Die Prämisse ist also nicht, dass die Guten und die Bösen, die mehr oder weniger zufällig an ihre Superkräfte kommen, einen noblen Kampf für ihre Sache führen. Sondern dass auch das Versprechen von Superkräften sofort kommerzialisiert wird – eine wesentlich realistischere Variante, die sich intuitiv korrekt anfühlt. Wenn Superman heute existieren würde, wäre er nicht nur Popstar und Influencer, sondern würde auch genau in die Pseudo-Alpha-Male-Bubble hineinstrahlen, die sich unbedingt für besser als alle anderen halten will.

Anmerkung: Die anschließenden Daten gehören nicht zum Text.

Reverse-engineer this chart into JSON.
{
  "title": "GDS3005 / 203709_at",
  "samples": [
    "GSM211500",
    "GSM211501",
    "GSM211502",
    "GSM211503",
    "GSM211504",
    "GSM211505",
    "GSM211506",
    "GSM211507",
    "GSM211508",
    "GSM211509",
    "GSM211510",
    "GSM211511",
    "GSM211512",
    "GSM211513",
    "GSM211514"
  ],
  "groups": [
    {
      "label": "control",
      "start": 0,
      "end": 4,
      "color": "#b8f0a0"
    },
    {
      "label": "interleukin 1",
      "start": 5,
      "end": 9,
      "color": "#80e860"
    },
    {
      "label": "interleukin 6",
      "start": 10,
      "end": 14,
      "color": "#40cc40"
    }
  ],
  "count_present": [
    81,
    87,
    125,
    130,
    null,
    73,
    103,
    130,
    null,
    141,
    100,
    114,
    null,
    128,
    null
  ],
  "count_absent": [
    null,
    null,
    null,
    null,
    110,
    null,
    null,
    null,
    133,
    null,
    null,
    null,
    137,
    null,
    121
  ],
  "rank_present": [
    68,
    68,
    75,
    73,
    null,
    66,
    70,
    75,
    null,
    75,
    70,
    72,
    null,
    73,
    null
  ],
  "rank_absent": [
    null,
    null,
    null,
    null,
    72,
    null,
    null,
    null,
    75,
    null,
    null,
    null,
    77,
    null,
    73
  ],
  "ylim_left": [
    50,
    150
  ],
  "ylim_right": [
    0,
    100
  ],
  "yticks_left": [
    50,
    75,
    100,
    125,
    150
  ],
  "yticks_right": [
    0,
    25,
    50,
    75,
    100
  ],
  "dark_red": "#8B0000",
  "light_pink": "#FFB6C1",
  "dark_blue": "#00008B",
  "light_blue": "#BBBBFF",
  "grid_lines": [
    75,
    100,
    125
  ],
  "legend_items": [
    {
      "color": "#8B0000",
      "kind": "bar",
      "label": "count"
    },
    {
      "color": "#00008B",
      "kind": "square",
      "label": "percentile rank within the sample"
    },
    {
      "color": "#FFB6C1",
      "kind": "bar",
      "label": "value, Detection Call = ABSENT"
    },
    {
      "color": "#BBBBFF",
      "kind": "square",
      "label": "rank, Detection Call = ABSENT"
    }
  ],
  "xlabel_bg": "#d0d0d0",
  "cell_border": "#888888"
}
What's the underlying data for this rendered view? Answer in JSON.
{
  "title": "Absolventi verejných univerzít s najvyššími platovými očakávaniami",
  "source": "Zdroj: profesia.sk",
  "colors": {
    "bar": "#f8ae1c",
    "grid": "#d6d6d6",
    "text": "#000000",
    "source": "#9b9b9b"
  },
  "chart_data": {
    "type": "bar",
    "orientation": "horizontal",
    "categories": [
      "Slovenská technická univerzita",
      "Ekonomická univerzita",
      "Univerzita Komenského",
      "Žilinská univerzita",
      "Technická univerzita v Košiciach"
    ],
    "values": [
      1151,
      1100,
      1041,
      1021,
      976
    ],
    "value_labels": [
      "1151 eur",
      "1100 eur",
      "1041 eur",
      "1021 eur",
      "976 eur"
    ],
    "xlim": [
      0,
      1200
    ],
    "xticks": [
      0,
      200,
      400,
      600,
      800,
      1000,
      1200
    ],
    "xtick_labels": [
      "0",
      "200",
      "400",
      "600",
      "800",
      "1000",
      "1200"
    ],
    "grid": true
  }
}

Und wenn dieser Superman keinen guten Charakter hätte, würde er genau diese Bubble bedienen. Darum ist eine der Hauptfiguren auch eine Mischung aus Clark Kent und Donald Trump: Homelander.
Politik mit autoritären Posterboys
Was Homelander darstellen soll, ist wenig verschleiert. Man stelle sich einen Populisten vor, der nicht nur glaubt, über den Regeln zu stehen, sondern auch ganz konkret physisch überlegen ist. Niemand kann ihn bestrafen, einsperren oder gar im Kampf besiegen, die letzten verbleibenden Hebel sind Beliebtheitswerte und das eigene Vergnügen. Er ist der Prototyp des Autoritären, des „starken Manns“, der sich um keine Regeln kümmern muss, das Mussolini-Äquivalent eines Superhelden.
Und auch die anderen Supes kann man sich in etwa so vorstellen: bekannte Superhelden aus anderen Werken, mit neuen Namen als billiges Knock-off mit Problemen, die in der heutigen Zeit realistisch wären. Der superschnelle Flash aus dem DC-Universum erscheint auf Amazon Prime als „A-Train“, der seine Rekorde als schnellster Mann der Welt halten will, und den Drogen verfällt. Die Aquaman-Kopie „The Deep“ missbraucht seine Macht gegenüber Frauen und löst einen „MeToo-Skandal“ aus, von dem er sich schnell erholt – ganz wie ein echter Superstar eben.
Anders als in anderen Werken aus dem Superhelden-Genre schaut die Politik nicht tatenlos zu. Sie fordert einen rechtsstaatlichen Rahmen dafür, was Superhelden tun können und was nicht. Das US-Militär sieht im Einsatz von Homelander im Nahen Osten nicht nur eine Chance, sondern auch ein Risiko der Verantwortlichkeit – und der Abhängigkeit von einem privaten Rüstungskonzern. Und wir sehen eine Kongressabgeordnete, erinnernd an die US-Demokratin Alexandria Ocasio-Cortez, die den rechtlichen Kampf dorthin bringt, wo er geführt gehört: zum Vought-Konzern.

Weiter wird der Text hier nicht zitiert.